|The Federal Trade Commission is proposing there
should be financial rewards for informing on spammers
The Federal Trade Commission in the US has submitted a report to
Congress, stating that the information provided by the vast
majority of consumers who are forwarding spam emails to the FTC's
database, is not helping to identify spammers. Instead, it is
examining whether it would be appropriate to initiate a "reward
scheme" for information leading to the conviction of spammers.
The report reveals that the FTC believes that substantial
financial rewards could tempt "whisteblowers" or insiders within
spam gangs to provide the necessary evidence and high-value
information required to secure a conviction. It suggests that
rewards would need to be approximately $100,000, but sometimes as
much as $250,000.
"Although there have been some convictions of US spammers, these
have been few and far between, and have done little to slow the
tidal wave of unsolicited emails - it's therefore unsurprising that
the FTC is proposing a bounty for the heads of spammers," said
Graham Cluley, senior technology consultant for Sophos. "Making the
decision to inform upon your criminal spamming colleagues may not
be an easy one for many whistleblowers. The FTC believes that
substantial rewards will overcome an individual's concern about
losing their revenue stream and the very real fear that losing
their anonymity may lead to personal retaliation."

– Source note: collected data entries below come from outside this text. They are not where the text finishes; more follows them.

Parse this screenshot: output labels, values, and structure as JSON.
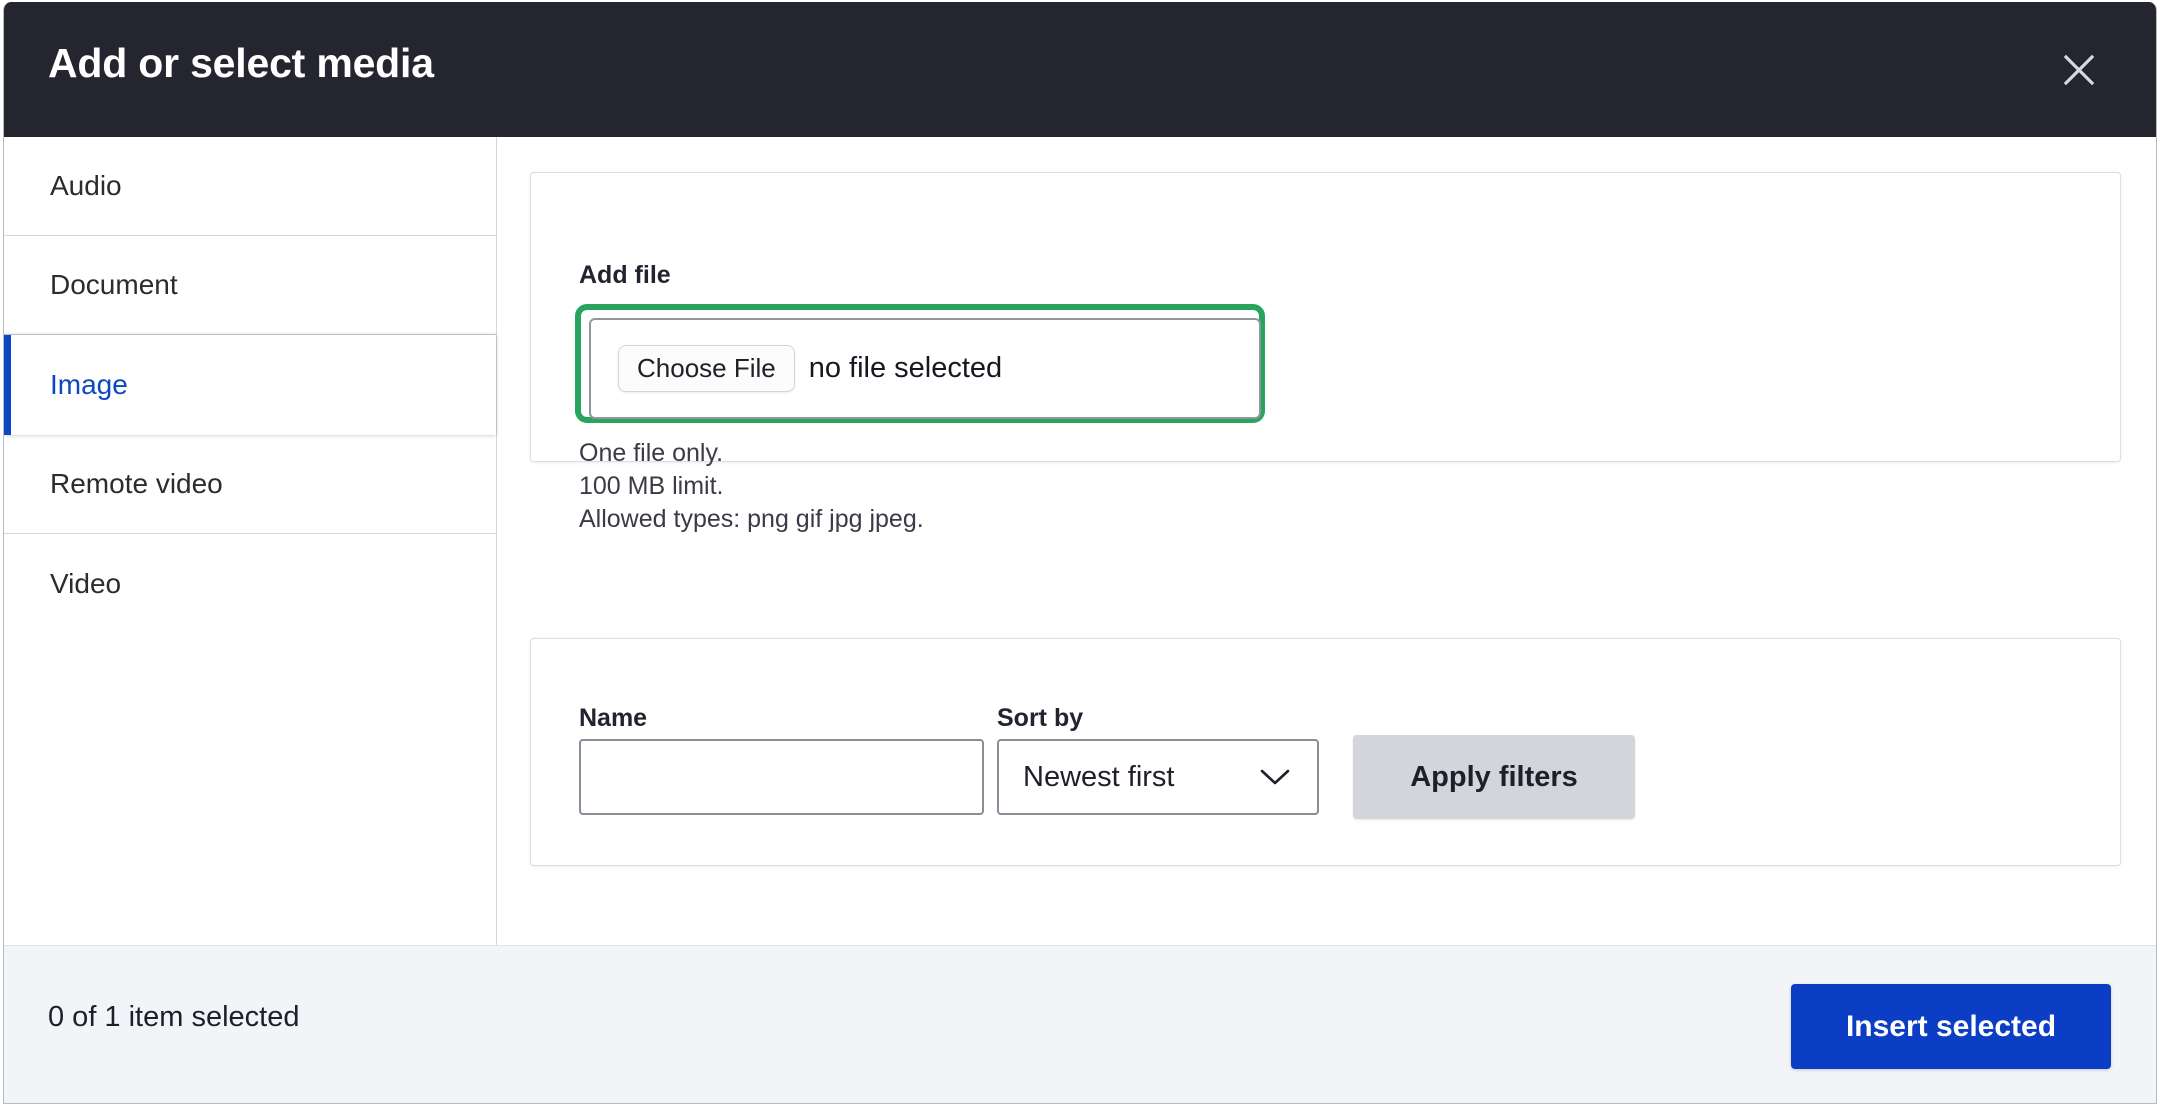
{
  "dialog": {
    "title": "Add or select media",
    "close_icon": "close-icon"
  },
  "sidebar": {
    "items": [
      {
        "label": "Audio",
        "active": false
      },
      {
        "label": "Document",
        "active": false
      },
      {
        "label": "Image",
        "active": true
      },
      {
        "label": "Remote video",
        "active": false
      },
      {
        "label": "Video",
        "active": false
      }
    ]
  },
  "add_file": {
    "label": "Add file",
    "choose_file_button": "Choose File",
    "file_status": "no file selected",
    "hints": [
      "One file only.",
      "100 MB limit.",
      "Allowed types: png gif jpg jpeg."
    ],
    "highlight_color": "#27a45e"
  },
  "filters": {
    "name_label": "Name",
    "name_value": "",
    "name_placeholder": "",
    "sort_label": "Sort by",
    "sort_selected": "Newest first",
    "sort_options": [
      "Newest first"
    ],
    "sort_chevron_icon": "chevron-down-icon",
    "apply_button": "Apply filters"
  },
  "footer": {
    "status": "0 of 1 item selected",
    "insert_button": "Insert selected",
    "insert_button_color": "#0b3ec4"
  }
}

The FTC was required to submit the report to Congress as part of
the CAN-SPAM Act which became active in the USA on 1 January 2004,
in an attempt to discover whether financial rewards would assist in
the capture and sentencing of spammers.
"It's a sad reflection on society that people can not question
their own behaviour, but need a financial incentive to break up
criminal gangs engaged in spamming," continued Cluley. "However, if
this is what is necessary to make the spammers sleep uneasily in
their beds at night, it's probably the right step."
In the last year, software companies such as Microsoft and SCO
have offered substantial rewards for information leading to the
successful conviction of virus writers who have launched attacks
against their websites or customers.
The full report by the FTC can be found on its website.